La droite allemande veut un simple « partenariat privilégié »
Berlin : de notre correspondant P. B.
[06 juin 2005]
L’oeil rivé sur le 3 octobre, la date prévue pour l’ouverture des négociations d’adhésion avec la Turquie, Gerhard Schröder ne flanche pas. Mais, pour la première fois dans le camp social-démocrate, de premiers doutes se font jour, alors que la droite allemande continue à faire campagne en faveur de son idée de simple « partenariat privilégié » avec Ankara.
Cette première dissonance au sein du SPD est le fait de Martin Schulz, le chef du groupe parlementaire socialiste au Parlement européen. Les revers essuyés dans le dossier de la Constitution, vient-il de déclarer au quotidien Süddeutsche Zeitung, auront « des conséquences sérieuses sur l’ensemble des politiques, y compris l’élargissement ». Car, fait-il valoir, « si la Constitution n’entre pas en vigueur, c’est le traité de Nice qui s’applique, et toute l’Europe était d’accord pour dire que Nice ne suffit pas pour (faire face à) un élargissement » au-delà de celui de 2004.
Klaus Hänsch, ancien président du Parlement de Strasbourg et eurodéputé socialiste allemand lui aussi, estime pour sa part que la perspective d’une « adhésion de la Turquie a joué un rôle important » dans les votes français et néerlandais. Il plaide, dans le même journal, pour une « phase de consolidation qui durera plus de cinq ans », car « la population est très sceptique à l’idée de tout élargissement supplémentaire ».

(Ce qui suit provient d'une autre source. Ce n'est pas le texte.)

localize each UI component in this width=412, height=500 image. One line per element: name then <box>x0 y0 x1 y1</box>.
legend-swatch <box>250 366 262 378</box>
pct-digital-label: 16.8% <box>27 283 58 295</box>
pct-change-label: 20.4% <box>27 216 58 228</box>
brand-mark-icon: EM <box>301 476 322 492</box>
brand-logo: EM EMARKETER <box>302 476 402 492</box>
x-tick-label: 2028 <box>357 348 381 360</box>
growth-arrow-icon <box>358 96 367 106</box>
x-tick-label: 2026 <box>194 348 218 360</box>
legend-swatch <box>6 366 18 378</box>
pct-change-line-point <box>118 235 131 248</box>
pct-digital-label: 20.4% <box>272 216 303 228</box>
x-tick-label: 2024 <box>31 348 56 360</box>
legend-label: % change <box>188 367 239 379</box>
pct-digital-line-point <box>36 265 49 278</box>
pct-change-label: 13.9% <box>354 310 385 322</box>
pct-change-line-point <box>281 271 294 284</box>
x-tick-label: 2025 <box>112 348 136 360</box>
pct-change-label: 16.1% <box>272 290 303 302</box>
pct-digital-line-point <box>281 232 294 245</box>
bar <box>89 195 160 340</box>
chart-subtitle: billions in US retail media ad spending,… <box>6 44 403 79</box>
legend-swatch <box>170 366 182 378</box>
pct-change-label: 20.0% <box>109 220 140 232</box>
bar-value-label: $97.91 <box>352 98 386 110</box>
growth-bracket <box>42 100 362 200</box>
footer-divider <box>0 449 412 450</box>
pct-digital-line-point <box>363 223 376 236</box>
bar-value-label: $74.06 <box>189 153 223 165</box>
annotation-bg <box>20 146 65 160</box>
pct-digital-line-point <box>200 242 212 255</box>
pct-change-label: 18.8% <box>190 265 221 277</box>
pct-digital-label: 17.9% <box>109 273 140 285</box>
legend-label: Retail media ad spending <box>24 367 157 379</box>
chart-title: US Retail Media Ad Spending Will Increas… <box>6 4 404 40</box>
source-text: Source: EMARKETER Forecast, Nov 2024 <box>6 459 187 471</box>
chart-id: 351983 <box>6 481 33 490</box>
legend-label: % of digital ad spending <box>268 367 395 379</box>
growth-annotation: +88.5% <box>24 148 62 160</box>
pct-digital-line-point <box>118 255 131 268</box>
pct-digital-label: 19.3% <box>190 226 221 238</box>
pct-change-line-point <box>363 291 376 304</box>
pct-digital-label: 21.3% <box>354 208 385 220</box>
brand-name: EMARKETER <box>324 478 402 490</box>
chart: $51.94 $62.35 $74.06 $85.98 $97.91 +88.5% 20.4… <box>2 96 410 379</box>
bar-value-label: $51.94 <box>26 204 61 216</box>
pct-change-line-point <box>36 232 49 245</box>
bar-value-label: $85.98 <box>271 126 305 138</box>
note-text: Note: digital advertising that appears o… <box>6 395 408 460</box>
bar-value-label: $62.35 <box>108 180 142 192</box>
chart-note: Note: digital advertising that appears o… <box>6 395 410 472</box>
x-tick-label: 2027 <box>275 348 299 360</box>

Ces deux prises de position ayant pour auteurs des députés européens, il est trop tôt pour savoir si le SPD allemand, leur parti d’origine, risque lui aussi d’être atteint par ces doutes. Pour l’instant en tout cas, la perspective offerte à la Turquie n’est pas remise en cause par le chancelier qui, néanmoins, risque de ne plus être en fonctions le 3 octobre, au lendemain des législatives anticipées.
Si la droite allemande lui succède, ce que donnent à penser tous les sondages, la chancelière Angela Merkel ne s’opposerait pas à l’ouverture des négociations avec Ankara, mais elle insisterait pour que l’issue possible d’un « partenariat privilégié » fasse clairement partie des options envisagées, en sus du statut d’Etat membre.
Seul Edmund Stoiber, le patron de la CSU bavaroise qui est assez isolé sur ce point, se veut jusqu’au-boutiste. « Je conteste au chancelier Schröder le droit d’avaliser au Conseil européen l’ouverture de négociations avec pour seul objectif l’adhésion de la Turquie », explique-t-il dans une interview au quotidien munichois Münchner Merkur.
La majorité des responsables de la CDU-CSU estime qu’il serait suffisant, en cours de négociation à Bruxelles, de faire inscrire l’hypothèse du « partenariat privilégié » comme alternative. « C’est préférable à une négociation de dix ans, suivie d’un référendum négatif qui nous obligerait de dire non à la Turquie », juge Friedbert Pflüger, un député CDU.
Ankara, bien entendu, ne veut rien en savoir. La Turquie, affirmait hier le premier ministre Recep Tayyip Erdogan dans Bild, n’est « pas prête à accepter autre chose » qu’une adhésion pleine.